August 29, 2008 at 3:15 pm
Use \\computername\sharename in your backup file location. If you don't know the serve or share name, you're basically out of luck. You cannot map a remote drive as SQL will not see it.
-- You can't be late until you show up.
August 29, 2008 at 3:47 pm
it gave me an error: DMO(ODBC SQLState:42000)
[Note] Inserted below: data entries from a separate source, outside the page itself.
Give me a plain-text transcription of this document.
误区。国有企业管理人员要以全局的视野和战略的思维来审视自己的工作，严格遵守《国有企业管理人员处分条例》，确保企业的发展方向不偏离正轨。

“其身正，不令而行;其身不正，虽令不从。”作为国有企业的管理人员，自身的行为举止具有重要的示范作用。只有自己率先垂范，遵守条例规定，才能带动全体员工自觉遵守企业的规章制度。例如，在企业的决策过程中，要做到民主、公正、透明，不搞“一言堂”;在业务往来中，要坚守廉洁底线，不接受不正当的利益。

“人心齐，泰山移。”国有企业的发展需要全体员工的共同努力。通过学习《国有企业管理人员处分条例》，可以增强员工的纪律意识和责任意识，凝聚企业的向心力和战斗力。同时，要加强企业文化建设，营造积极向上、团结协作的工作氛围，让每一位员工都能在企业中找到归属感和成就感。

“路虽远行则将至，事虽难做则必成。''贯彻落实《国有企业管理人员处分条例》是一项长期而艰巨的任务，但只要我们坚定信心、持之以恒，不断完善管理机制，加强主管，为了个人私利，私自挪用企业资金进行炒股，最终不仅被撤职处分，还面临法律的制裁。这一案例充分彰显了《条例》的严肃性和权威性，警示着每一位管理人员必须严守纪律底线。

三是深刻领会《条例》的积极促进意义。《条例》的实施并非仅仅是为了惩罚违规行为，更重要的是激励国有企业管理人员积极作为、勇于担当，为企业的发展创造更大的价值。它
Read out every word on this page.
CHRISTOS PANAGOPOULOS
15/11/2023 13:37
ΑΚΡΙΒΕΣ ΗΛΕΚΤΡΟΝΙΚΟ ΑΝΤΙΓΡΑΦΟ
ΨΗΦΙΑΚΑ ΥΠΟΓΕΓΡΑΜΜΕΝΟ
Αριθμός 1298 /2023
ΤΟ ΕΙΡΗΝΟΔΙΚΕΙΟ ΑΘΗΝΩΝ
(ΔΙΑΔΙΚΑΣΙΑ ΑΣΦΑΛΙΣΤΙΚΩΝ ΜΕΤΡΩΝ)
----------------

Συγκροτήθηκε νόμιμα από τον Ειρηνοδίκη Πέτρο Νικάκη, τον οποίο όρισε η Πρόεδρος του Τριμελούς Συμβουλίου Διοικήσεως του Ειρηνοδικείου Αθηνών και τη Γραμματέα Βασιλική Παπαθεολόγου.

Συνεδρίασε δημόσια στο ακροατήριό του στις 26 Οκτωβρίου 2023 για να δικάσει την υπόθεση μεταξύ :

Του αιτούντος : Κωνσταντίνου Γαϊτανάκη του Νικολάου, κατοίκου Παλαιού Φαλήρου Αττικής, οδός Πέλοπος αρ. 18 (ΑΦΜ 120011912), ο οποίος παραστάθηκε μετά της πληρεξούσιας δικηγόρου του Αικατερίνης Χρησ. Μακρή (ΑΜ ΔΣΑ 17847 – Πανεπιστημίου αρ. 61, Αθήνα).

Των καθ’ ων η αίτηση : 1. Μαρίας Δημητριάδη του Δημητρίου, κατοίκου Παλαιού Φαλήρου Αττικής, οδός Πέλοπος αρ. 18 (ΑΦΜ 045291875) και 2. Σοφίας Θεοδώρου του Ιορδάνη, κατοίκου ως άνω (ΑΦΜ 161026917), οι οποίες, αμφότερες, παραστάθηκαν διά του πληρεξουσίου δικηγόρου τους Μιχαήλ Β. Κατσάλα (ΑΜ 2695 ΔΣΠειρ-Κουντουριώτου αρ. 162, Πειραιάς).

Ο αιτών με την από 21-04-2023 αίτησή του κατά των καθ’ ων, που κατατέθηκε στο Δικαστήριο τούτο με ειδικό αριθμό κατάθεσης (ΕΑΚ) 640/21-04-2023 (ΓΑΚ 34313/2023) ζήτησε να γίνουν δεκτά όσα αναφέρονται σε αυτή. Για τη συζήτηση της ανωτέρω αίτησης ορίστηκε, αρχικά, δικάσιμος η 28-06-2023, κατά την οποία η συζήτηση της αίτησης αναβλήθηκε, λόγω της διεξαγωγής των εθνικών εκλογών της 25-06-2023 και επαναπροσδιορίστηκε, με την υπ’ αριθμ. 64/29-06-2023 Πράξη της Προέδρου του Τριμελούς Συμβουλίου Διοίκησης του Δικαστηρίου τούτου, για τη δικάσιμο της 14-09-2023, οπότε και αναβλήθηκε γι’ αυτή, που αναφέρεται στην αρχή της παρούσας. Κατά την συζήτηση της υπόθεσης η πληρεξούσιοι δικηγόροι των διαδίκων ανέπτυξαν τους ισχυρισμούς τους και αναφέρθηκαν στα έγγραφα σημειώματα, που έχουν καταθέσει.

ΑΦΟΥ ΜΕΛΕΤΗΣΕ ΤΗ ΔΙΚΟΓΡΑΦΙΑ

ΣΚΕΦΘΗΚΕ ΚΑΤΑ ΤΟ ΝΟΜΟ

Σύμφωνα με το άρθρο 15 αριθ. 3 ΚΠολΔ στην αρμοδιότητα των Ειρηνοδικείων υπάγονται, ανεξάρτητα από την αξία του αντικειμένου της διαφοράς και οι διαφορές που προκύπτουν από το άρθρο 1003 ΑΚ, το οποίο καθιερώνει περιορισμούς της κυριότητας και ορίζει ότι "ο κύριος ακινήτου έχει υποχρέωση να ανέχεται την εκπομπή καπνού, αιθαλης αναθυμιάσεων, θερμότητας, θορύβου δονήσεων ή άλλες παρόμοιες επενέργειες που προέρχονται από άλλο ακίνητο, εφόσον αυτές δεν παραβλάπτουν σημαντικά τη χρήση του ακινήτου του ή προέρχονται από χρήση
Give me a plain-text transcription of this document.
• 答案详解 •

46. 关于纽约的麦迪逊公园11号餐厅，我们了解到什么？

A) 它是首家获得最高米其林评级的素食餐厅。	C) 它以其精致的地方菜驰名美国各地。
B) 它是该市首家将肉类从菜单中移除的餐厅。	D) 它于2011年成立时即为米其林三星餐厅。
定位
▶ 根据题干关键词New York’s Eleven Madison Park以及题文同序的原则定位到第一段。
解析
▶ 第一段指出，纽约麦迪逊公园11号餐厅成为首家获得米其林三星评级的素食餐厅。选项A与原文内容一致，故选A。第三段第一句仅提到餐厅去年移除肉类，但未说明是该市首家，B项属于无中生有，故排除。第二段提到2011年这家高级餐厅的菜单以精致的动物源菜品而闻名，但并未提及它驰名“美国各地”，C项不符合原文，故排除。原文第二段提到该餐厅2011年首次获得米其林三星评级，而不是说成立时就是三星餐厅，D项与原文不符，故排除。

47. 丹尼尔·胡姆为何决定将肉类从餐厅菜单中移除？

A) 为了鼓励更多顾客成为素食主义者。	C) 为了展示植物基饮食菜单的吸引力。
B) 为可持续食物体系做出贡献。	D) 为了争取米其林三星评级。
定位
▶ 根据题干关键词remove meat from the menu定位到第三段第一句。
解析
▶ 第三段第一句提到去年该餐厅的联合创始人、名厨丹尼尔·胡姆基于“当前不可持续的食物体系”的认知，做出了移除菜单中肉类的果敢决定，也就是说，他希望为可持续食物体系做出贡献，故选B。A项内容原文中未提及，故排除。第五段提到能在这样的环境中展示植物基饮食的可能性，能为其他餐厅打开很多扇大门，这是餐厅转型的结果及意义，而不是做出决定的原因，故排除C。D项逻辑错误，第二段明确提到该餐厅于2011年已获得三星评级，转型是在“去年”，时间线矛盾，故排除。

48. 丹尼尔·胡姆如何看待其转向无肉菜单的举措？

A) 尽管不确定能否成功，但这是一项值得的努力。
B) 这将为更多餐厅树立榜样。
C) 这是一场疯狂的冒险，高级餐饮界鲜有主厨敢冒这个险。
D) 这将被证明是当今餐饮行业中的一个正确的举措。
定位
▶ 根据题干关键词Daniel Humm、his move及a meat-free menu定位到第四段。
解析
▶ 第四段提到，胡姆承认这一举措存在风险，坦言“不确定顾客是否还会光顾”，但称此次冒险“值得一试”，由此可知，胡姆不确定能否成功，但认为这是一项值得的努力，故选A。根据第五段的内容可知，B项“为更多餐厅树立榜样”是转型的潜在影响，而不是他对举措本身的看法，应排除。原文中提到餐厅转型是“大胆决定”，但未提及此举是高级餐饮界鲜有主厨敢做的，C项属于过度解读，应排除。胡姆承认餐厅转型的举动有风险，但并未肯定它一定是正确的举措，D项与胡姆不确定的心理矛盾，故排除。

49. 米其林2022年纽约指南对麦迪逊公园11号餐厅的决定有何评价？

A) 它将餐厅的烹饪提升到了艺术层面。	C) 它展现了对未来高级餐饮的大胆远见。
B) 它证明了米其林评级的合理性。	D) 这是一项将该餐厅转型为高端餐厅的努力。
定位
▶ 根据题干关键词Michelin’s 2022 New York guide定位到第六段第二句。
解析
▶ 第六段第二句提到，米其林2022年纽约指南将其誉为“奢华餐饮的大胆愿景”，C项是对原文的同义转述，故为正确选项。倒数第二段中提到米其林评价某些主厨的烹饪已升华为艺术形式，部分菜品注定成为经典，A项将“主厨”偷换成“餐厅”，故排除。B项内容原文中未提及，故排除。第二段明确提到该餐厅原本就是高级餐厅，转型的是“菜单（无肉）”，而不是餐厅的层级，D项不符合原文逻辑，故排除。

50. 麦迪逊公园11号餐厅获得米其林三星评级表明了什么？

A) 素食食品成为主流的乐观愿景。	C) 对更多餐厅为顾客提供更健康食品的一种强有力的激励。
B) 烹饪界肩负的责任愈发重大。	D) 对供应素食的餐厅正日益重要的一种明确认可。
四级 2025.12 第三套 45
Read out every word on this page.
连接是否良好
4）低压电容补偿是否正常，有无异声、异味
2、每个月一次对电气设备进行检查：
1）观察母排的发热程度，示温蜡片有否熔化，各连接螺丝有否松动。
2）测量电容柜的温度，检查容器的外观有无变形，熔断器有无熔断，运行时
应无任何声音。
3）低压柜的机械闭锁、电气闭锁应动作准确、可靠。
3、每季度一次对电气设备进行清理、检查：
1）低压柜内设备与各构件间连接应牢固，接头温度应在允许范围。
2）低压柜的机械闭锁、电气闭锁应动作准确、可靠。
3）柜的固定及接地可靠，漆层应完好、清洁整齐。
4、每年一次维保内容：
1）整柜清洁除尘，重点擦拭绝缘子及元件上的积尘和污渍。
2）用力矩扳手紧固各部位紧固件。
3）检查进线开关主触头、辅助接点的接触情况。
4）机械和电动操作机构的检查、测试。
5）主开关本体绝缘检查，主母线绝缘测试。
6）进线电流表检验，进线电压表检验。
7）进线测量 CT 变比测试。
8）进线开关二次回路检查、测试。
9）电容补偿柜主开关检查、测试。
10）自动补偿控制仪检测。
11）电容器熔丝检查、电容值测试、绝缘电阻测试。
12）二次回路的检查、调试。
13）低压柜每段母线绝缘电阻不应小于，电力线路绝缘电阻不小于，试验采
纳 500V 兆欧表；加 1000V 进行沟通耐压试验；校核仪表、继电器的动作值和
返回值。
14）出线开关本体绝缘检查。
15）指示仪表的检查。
cannot open backup device '\\server\file'
device error or off-line
Any idea, please?
Thank you.
August 30, 2008 at 5:23 am
The way i do it is backup to a local drive and then use an application called SyncToy (http://www.microsoft.com/downloads/details.aspx?FamilyId=E0FC1154-C975-4814-9649-CCE41AF06EB7&displaylang=en)
to move the backups to another server.
August 30, 2008 at 9:04 am
The reason that everyone recommends backing up locally is that the backup process is similar to UDP on the network. It is optimized for speed and sends pages out as quickly as possible. If there is a network hiccup, and they happen all the time, the backup files. File copies across the network do a few retries to get the work done, but the SQL Backup will not.
Back up locally. If someone asks why, tell them that.
Run the backup locally, then use SynchToy or a script to move it to the remote location. You can even delete the local backup after the copy is complete if you need the space.